The February 21 agreement with the Met ended a 25-year wrangle over disputed antiquities.
The objects included one of the Met's gems, a sixth-century BC painted vase called the Euphronios Krater.
It is widely regarded as one of the finest examples of its kind.
Italian art police presented the Met with strong evidence that the red and black terracotta vase, or calyx, was stolen from the Etruscan burial site of Cerveteri near Rome in the early '70s.
The agreement also covered four ancient vases from Apulia (present-day Puglia) and a large collection of silverware stolen from Morgantina.
The vases will come home shortly, the Krater by January 15 2008, and the silverware by January 15 2010.
In the meantime, in exchange for getting the long-sought pieces back, the Italian government will loan works of equivalent beauty and importance to the Met.

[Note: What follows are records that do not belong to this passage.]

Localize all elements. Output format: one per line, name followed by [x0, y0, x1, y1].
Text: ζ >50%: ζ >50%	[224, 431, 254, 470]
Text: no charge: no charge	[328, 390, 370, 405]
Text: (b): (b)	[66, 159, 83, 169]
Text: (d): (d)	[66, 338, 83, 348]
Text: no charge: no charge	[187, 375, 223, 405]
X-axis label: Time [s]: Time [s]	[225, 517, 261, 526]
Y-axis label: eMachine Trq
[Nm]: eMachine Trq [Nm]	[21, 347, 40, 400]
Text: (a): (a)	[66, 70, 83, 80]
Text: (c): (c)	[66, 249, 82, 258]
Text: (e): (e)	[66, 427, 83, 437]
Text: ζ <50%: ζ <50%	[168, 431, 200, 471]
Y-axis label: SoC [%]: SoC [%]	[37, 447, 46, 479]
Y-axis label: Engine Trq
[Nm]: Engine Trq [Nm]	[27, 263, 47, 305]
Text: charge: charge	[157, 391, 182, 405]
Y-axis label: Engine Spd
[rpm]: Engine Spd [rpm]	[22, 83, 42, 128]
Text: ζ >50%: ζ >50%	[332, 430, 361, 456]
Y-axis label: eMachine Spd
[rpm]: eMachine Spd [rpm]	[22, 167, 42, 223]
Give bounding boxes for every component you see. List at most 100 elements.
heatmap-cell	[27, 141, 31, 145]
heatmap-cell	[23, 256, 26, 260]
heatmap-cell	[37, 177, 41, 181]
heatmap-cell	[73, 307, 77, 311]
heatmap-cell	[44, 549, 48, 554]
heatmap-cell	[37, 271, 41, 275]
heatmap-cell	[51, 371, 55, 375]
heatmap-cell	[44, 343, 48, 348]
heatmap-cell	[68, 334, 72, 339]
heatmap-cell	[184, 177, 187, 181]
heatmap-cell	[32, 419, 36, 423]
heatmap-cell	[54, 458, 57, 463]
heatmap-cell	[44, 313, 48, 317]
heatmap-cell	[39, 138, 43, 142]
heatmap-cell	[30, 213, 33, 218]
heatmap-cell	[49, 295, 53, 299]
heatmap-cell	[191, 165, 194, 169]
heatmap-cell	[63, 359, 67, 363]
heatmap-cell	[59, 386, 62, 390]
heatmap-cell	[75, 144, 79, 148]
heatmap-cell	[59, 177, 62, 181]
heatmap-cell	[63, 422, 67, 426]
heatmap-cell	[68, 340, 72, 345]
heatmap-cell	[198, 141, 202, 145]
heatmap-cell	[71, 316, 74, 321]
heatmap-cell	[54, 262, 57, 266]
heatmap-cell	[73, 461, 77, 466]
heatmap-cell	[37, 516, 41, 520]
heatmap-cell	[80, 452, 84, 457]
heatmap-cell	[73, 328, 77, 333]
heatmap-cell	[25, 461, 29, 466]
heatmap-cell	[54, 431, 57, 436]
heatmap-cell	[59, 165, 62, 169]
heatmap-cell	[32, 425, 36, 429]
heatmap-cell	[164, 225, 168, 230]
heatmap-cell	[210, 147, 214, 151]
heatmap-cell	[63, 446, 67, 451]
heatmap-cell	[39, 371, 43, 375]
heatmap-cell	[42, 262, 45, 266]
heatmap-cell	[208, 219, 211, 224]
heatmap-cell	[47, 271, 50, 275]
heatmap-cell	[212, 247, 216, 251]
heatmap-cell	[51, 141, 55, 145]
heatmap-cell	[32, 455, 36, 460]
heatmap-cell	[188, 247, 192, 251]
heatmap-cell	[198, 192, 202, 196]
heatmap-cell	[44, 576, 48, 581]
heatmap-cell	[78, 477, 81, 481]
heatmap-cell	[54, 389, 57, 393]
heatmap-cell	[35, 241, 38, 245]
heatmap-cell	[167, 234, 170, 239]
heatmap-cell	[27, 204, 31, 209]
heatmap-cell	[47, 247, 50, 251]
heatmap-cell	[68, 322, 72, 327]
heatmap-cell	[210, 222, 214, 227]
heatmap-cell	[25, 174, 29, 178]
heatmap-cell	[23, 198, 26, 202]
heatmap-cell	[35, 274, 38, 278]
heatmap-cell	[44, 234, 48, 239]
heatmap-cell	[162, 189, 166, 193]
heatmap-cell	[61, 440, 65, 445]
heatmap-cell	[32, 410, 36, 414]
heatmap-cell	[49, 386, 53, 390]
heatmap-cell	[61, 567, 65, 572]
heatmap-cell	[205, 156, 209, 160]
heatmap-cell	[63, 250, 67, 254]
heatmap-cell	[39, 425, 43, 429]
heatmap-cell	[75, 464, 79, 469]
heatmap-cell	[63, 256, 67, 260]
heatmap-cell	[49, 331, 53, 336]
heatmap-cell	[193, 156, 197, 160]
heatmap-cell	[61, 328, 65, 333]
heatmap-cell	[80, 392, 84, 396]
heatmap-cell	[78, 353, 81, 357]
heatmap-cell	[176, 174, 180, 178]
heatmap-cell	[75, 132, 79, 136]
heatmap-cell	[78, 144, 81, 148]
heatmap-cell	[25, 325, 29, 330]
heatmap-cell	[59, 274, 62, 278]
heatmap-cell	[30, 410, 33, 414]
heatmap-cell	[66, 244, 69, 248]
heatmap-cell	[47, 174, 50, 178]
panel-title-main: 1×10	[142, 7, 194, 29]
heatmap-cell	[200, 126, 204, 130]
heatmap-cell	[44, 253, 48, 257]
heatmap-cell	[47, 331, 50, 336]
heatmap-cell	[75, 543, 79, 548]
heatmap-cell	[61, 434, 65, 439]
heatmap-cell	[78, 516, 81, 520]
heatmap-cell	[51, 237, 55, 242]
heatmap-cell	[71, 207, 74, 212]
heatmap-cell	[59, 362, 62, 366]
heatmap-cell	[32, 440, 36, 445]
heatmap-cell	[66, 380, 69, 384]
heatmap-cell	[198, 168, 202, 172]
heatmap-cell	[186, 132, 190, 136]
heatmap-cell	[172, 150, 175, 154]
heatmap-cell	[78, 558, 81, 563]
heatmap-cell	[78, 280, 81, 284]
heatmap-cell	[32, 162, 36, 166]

Met Director Philippe de Montebello has said he already has a "wish list" of loans.
In his talks with Rutelli on November 29, de Montebello is expected to go over some of the fine print of the February accord.
The Met deal and the True trial have signalled that Italy is getting serious about recovering lost artefacts.
By setting a precedent that could be used by other countries - notably Greece - Italy has sent alarm bells around the art world.
Rutelli reiterated on Thursday that "it is our government's duty to make it clear that all the world's museums which exhibit ransacked Italian works must return them". A 1970 UNESCO convention, which both Italy and the US have signed, bans the import, export and transfer of ownership of cultural property.